Muhammed Hasan Alvân’ın, kendisine En İyi Arap Romanı Ödülü getiren romanı “Küçük Bir Ölüm”, ünlü İslam düşünürü, mutasavvıf İbnü’l – Arabi’nin yaşamını, “vücuda getirerek” anlatan biyografik bir kitap.
Muhammed Hasan Alvân, 1979 yılında Suudi Arabistan’ın başkenti Riyad’da doğmuş. Kral Suud Üniversitesi’nde lisans eğitimini, ABD’nin Portland Üniversitesi’nde yüksek lisansını, Kanada Carleton Üniversitesi’nde ise doktora eğitimini tamamlamış. Suudi Arabistan’daki çeşitli yayın organlarına makaleler kaleme alan Hasan Alvân’ın, ilk romanı “Sakfu’l – Kifâye”yi 2002 yılında yayımlanmış. 2013 yılında yazdığı “el-Kundus” adlı romanı En İyi Arap Romanı Ödülü’ne aday gösterilmiş. 2017 yılında kaleme aldığı, İslam düşünürü, mutasavvıf İbnü’l – Arabi’nin hayatını anlatan “Küçük Bir Ölüm” ise aynı yıl En İyi Arap Romanı Ödülü’ne layık görülmüş, pek çok dile çevrilip dünyanın birçok yerinde okunmuş. “Küçük Bir Ölüm”, Ketebe Yayınları etiketi, Güler Özdemir çevirisiyle artık Türkçede.
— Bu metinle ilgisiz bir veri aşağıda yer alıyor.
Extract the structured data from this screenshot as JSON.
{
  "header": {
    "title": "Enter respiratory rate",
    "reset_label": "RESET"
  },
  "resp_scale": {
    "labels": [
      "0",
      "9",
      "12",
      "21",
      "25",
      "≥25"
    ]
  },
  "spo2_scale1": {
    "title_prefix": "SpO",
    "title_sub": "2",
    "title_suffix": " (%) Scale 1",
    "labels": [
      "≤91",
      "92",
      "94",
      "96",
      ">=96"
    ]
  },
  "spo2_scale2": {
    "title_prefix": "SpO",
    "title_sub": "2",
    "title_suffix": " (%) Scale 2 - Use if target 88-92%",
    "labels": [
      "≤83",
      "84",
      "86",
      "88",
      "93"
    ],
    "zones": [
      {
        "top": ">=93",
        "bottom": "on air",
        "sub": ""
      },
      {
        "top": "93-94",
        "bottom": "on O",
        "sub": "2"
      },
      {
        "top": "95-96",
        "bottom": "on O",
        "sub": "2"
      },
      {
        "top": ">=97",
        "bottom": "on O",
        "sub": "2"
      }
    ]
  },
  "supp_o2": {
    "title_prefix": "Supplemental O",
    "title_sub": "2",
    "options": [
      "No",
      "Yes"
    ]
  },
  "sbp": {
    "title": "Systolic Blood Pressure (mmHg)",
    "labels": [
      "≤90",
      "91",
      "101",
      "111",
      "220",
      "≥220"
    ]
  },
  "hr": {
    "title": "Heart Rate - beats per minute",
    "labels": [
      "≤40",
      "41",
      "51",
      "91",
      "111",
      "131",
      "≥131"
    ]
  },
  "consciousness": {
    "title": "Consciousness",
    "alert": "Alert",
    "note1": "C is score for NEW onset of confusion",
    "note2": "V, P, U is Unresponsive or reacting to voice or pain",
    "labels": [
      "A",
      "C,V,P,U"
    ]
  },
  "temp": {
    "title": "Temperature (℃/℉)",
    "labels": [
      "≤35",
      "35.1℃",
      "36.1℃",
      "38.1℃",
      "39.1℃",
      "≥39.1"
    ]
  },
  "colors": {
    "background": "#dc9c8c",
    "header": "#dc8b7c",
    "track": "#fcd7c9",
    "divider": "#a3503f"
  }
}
Fikirleri ve yaşamıyla sadece Doğu’da değil, Batı’da da birçok insanın etkilemiş İbnü’l – Arabi’nin bir “yolculuk” olan yaşamını, onun en insani haliyle ele alan “Küçük Bir Ölüm”, Muhammed Hasan Alvân’ın diliyle bir biyografik romandan çok daha fazlasını barındırıyor.
Net tarihiyle 28 Temmuz 1165’te Endülüs’te doğan İbnü’l – Arabi, 8 yaşında ailesiyle birlikte geldiği İşbiliye’de (bugünkü Sevilla), tasavvufla, ona ilgi duyan akrabaları sayesinde tanışmış. İlk eğitimini burada alan İbnü’l – Arabi, çocuk yaştayken Ahmed İbnu’l adında Sufi bir gençle arkadaş kurarak tasavvufla olan bağını ilerletti. Bir süre kaldığı Endülüs’te, kendini aramak, âlemi görmek, insanı tanımak için bir yolculuğa çıkmış. Şam’a, Bağdat’a, Mekke’ye giderek buraların önde gelen şeyh ve alimleriyle tanışan İbnü’l Arabi, onlardan gerçek bilginin sadece akılla değil, tasavvufla geldiğini öğrenerek Sufizmi benimsemiş ve hayatını da bu manevi yola adamış. Üç yıl boyunca Mekke’de yaşayan ve bu dönemde “Fütûḥâtü’l-Mekkiyye” adlı eserini yazmaya başlayan İbnü’l Arabi, 1204 yılında Mecdüddin İshak ile tanışarak önce Medine’ye, ardından da Bağdat’a gitmiş. Bağdat’a yaptığı ziyarette Şeyh Abdülkâdir Geylânî’nin öğrencileri ile bir araya gelme fırsatı bulmuş ve düşüncelerini daha da zenginleştirmiş. Burada da “Tenezzülâtü’l-Mevṣıliyye ile el-Celâl ve’l-cemâl”i yazmış. Sonrasında Konya’ya gelen ve “Risaletü’l-Envar”ı yazan İbnü’l – Arabi, Konya’dan Mısır’a doğru yeni bir yolculuğa çıkmış ve burada Futuhat-ı Mekkiye’deki sözleri nedeniyle Mısır uleması tarafından hakkında idam cezası verilmesiyle Şam’a gitmiş ve en önemli eseri Fusus’u kaleme almış. 10 Kasım 1239 yılında da Şam’da hayatını kaybetmiş.
Buraya kadar yazdıklarım, “Küçük Bir Ölüm”ün satır aralarından çıkan, İbnü’l – Arabi’nin kronolojik yaşam öyküsünün kısa bir özeti. Ancak İbnü’l Arabi’nin dünya görüşünü, dünyaya bakışını, insanı anlamlandırma çabası, Muhammed Hasan Alvân’ın kitabında, “satırların üstünde” vücuda geliyor ve İbnü’l – Arabi’nin “yaşam yolculuğu”nun sadece fiziksel bir olgu olmadığına işaret ediyor.